Since last year, Entergy has been struggling with regulators over decommissioning funding projections at three of its five rate-regulated reactors in southern USA. The regulators contend that Entergy will over-collect from ratepayers because funds are accumulating over 60 years of operation rather than the originally planned 40-year lifetime.

By an order of the Arkansas Public Services Commission, Entergy was forced to stop decommissioning surcharges for Arkansas Nuclear One 1 and 2 in January 2001. The Louisiana Public Service Commission (PSC) has also proposed that collections cease for River Bend, although that case remains tied up in legal proceedings. Entergy believes that the Louisiana PSC will next target Waterford 3.

Christopher Grimes, programme director of the policy and rulemaking programme in the Office of Nuclear Reactor Regulation’s division of regulatory improvement programmes for the NRC, said: “The rule is pretty clear.

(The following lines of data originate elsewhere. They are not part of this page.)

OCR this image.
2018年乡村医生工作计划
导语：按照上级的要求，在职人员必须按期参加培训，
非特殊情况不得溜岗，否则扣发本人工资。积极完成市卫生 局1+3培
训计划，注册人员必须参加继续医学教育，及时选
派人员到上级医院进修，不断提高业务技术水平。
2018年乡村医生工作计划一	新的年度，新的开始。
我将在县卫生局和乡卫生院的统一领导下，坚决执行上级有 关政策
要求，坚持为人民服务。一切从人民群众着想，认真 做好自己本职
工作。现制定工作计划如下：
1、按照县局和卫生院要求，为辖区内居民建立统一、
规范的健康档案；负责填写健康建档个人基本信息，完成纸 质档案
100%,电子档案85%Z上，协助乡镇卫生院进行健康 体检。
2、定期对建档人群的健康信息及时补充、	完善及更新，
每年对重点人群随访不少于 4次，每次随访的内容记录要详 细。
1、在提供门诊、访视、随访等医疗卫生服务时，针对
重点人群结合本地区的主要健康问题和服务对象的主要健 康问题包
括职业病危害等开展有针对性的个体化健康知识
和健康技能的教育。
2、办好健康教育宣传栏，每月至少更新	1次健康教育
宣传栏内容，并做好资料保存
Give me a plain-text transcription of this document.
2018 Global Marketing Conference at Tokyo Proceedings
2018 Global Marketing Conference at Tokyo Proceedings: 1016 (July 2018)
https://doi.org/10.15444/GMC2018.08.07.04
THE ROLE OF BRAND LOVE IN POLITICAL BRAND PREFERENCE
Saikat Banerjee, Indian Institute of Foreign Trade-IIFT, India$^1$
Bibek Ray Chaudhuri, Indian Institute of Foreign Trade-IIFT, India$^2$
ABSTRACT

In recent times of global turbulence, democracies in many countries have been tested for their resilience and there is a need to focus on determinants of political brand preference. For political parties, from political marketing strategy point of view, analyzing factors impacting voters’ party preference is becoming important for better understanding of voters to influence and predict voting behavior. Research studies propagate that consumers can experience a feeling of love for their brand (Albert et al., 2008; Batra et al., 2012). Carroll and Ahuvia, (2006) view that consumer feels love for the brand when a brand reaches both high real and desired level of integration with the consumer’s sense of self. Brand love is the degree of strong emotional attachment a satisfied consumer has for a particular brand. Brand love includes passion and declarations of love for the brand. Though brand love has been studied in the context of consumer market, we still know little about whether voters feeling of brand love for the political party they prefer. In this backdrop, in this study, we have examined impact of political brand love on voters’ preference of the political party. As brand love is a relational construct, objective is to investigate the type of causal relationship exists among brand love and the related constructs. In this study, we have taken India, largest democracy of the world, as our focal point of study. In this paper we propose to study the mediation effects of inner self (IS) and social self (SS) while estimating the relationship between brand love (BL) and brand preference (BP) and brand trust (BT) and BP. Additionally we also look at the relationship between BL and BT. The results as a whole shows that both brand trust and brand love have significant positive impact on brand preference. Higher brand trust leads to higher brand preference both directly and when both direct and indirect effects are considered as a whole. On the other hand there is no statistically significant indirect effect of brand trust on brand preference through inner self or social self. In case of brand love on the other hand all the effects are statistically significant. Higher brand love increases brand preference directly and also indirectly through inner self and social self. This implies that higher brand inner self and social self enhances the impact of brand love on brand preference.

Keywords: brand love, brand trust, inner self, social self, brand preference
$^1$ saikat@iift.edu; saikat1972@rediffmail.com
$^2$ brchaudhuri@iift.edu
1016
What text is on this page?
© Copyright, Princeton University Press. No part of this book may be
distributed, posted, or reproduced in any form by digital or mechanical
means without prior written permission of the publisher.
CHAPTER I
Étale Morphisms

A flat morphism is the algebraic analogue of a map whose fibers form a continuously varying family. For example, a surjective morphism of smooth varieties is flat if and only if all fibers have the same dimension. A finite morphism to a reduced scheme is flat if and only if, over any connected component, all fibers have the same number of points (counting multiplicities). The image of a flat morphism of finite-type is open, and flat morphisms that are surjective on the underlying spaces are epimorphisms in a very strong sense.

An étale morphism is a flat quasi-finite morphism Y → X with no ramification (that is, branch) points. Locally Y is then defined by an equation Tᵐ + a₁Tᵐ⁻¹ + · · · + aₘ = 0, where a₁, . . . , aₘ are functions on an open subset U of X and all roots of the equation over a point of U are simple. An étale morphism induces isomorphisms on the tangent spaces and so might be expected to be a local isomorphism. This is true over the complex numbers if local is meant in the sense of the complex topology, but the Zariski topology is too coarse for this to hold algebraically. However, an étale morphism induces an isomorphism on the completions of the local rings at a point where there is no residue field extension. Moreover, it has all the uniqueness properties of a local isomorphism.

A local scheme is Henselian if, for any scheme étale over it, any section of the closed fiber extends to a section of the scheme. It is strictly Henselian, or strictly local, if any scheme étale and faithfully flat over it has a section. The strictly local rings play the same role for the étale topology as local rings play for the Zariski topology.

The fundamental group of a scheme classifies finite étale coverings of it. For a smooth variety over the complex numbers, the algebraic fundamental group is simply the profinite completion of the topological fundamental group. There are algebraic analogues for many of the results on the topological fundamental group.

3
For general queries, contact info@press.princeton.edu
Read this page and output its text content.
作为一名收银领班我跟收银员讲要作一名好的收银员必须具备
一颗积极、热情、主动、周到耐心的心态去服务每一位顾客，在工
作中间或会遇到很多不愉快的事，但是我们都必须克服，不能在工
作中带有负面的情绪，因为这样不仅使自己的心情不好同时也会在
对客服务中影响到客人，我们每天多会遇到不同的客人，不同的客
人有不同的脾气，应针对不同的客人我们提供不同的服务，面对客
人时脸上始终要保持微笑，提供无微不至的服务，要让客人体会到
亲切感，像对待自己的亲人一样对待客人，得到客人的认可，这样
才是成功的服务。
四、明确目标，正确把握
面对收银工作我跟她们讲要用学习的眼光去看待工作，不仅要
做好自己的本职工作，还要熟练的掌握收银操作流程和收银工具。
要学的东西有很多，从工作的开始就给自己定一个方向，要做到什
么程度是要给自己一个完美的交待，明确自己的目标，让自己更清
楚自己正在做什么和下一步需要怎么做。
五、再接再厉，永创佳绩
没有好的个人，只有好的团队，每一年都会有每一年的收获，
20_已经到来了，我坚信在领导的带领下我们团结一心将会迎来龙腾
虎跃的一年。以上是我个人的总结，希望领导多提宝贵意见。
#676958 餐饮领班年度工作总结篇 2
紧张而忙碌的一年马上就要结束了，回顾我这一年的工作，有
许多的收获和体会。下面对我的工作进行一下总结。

Licensees have an obligation to fulfil the decommissioning funding assurance requirements.” He made it clear that it was up to utilities how they met these requirements.

NRC’s rules require utilities to demonstrate every two years with reasonable assurance that funds are available to decommission plants. Grimes said that it would be up to the licensees to meet the NRC’s rules.

NRC regulations allow licensees to assume projected earnings on the decommissioning trust fund using up to a 2% annual real rate of return, which Grimes called the minimum that would be needed for radiological protection.